“That’s a pretty vulgar word, Odd Man. I’ll bet they ain’t using it at the Wharton business school.”
“Don’t be so sure, Swamp Rabbit. Everything’s vulgar now, including Wharton.”
The word is “enshittification,” coined by the super-prolific tech writer/novelist Cory Doctorow to describe the process through which previously user-friendly digital platforms — Facebook, Twitter, Amazon, and so on — are fouled up by hi-tech and market forces as old as supply and demand.
“Do you remember when Facebook was just an easy way to communicate with acquaintances too far away to talk to in person?
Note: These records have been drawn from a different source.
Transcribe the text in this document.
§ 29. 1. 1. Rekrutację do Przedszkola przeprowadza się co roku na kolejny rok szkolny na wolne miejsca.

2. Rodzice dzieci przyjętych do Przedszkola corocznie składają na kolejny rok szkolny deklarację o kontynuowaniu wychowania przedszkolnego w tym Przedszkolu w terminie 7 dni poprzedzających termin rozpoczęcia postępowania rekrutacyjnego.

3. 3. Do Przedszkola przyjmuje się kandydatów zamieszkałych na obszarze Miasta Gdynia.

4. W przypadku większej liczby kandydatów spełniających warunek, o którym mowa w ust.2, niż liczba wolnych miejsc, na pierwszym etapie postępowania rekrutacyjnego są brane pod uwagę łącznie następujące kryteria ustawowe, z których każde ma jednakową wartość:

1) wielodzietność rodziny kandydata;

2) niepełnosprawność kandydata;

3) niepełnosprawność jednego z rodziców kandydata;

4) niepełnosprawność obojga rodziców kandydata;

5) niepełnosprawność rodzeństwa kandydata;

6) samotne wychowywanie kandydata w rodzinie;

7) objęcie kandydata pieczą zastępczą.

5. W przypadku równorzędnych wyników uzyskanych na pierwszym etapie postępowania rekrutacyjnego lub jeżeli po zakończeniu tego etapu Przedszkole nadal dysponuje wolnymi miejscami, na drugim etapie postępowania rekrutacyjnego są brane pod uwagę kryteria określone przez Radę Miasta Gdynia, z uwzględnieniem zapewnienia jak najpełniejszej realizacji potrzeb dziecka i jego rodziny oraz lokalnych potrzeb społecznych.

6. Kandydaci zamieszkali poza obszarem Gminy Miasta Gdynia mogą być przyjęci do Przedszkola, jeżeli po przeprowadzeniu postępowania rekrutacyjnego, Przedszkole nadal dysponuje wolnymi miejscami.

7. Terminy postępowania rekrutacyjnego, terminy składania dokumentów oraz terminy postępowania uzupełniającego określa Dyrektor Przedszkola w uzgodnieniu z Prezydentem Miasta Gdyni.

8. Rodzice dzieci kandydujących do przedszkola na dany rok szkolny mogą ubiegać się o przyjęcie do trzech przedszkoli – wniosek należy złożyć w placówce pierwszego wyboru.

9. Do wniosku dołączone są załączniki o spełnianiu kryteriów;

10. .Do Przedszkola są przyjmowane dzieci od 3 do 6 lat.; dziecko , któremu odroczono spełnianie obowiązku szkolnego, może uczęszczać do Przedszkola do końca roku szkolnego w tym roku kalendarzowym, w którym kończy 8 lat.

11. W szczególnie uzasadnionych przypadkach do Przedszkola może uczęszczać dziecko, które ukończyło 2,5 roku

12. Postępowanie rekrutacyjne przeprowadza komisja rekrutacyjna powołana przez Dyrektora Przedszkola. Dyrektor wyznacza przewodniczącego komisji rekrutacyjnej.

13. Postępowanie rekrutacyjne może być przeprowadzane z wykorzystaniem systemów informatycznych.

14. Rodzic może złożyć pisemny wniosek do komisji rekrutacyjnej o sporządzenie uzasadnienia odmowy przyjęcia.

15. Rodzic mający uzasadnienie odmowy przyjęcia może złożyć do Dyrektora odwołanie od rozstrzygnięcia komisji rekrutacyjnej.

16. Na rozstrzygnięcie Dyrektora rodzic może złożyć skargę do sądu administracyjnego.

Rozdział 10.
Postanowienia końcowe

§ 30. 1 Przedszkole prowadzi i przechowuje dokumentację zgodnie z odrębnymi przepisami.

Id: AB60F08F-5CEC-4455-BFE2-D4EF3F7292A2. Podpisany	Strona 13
Or when Twitter wasn’t owned by a fascist zillionaire who uses it as a platform to promote kooks and bigots?”
My neighbor didn’t answer my questions, probably because he avoids the Internet except to order from Bilbo’s, our local beer distributor. I told him that Facebook, after it attracted hordes of regular users, became a popular destination for people who want to sell things. Mark Zuckerberg and his cronies enriched themselves as paying advertisers flocked to their platform like flies to honey, or something less pleasant. The platform is thick with flies now, no longer a fun place to hang out. Brought low by its greedy owners and their algorithms. Enshittified.
“No wonder enshittification was named word of the year in 2023 by the American Dialect Society, whatever that is,” I said. “Someone should write a song about it. All those syllables sound good if you drag them out. I’m thinking of ‘Anticipation,’ by that popstar whose father was a hotshot book publisher. Corny, but a massive hit. Before your time, I think.”
“This is the same thing you complained about a few weeks ago. Get over it, Odd Man. People like to buy things. They got nothing against being used and suckered. Enshittification is just capitalism doing what it always does. It happens to all businesses after a while.”
“It happens to governments, too,” I said.
Footnote: Doctorow introduced the enshittification concept on his blog, then turned it into a book. He wrote, “Here is how platforms die: first, they are good to their users; then they abuse their users to make things better for their business customers; finally, they abuse those business customers to claw back all the value for themselves. Then, they die.”